I- Les obligations de la puissance occupante résultant du droit de la Haye

Le droit de la Haye comprend les Conventions de la Haye de 1899 et de 1907. Ces deux instruments normatifs portent essentiellement sur les règles de droit international humanitaire régissant la conduite des hostilités. L’Etat d’Israël, puissance occupante, est tenu par les obligations du règlement de la Haye sur les lois et coutumes de la guerre dont la nature coutumière est consacrée par la jurisprudence de la Cour internationale de Justice.  

Le Règlement de la Haye sur les lois et coutumes de la guerre

Le Règlement concernant les lois et coutumes de la guerre sur terre  adopté à la Haye, le 18 octobre 1907, comprend une section III dédiée entièrement à l’autorité militaire sur le territoire de l’État ennemi.

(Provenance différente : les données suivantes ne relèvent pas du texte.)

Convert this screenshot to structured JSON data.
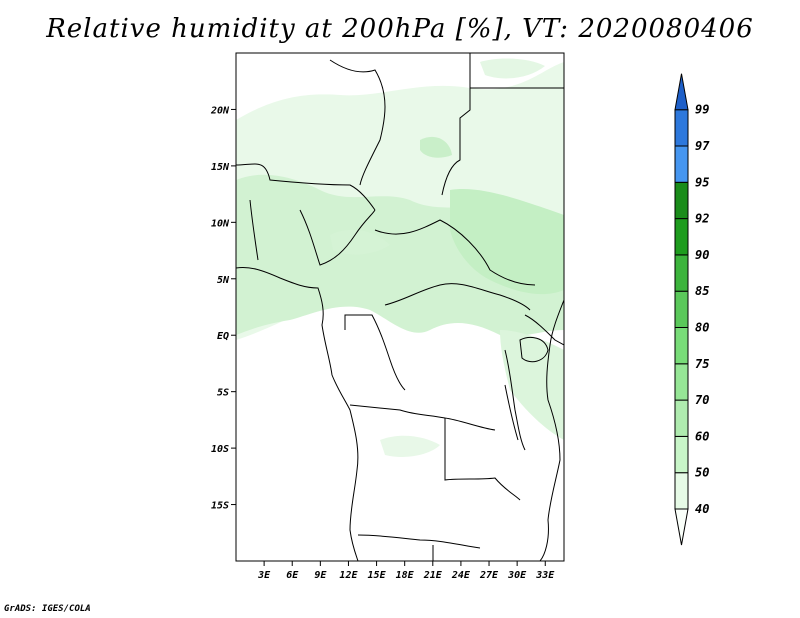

Cette section fut complétée par la Convention de Genève relative à la protection des personnes civiles en temps de guerre du 12 août 1949. En ce sens, l’article 154 de cet instrument énonce: «Dans les rapports entre puissances liées par la Convention de la Haye concernant les lois et coutumes de la guerre sur terre, qu’il s’agisse de celle du 29 juillet 1899 ou de celle du 18 octobre 1907, et qui participent à la présente Convention, celle-ci complétera les Sections II et III du Règlement annexé aux susdites Conventions de la Haye».

A contrario de la quatrième Convention de Genève de 1949 dont la finalité consiste à prémunir les personnes civiles en temps de guerre au mépris du statut des territoires occupés, le Règlement de la Haye porte davantage sur la sauvegarde des droits de l’État dont le territoire est occupé. De manière concrète, les articles 42 à 56 du Règlement font peser sur la puissance occupante des obligations strictes; en effet, celle-ci doit prendre les mesures nécessaires relevant de sa compétence afin de rétablir et d’assurer, l’ordre et la vie publics, tout en respectant les lois en vigueur dans le pays. De plus, elle doit proscrire de forcer la population d'un territoire occupé à fournir des renseignements sur l'armée ou sur ses moyens de défense , ou à prêter serment à la puissance ennemie; et surtout, conserver l'honneur et les droits de la famille, la vie des individus et la propriété privée, ainsi que les convictions religieuses et l'exercice des cultes.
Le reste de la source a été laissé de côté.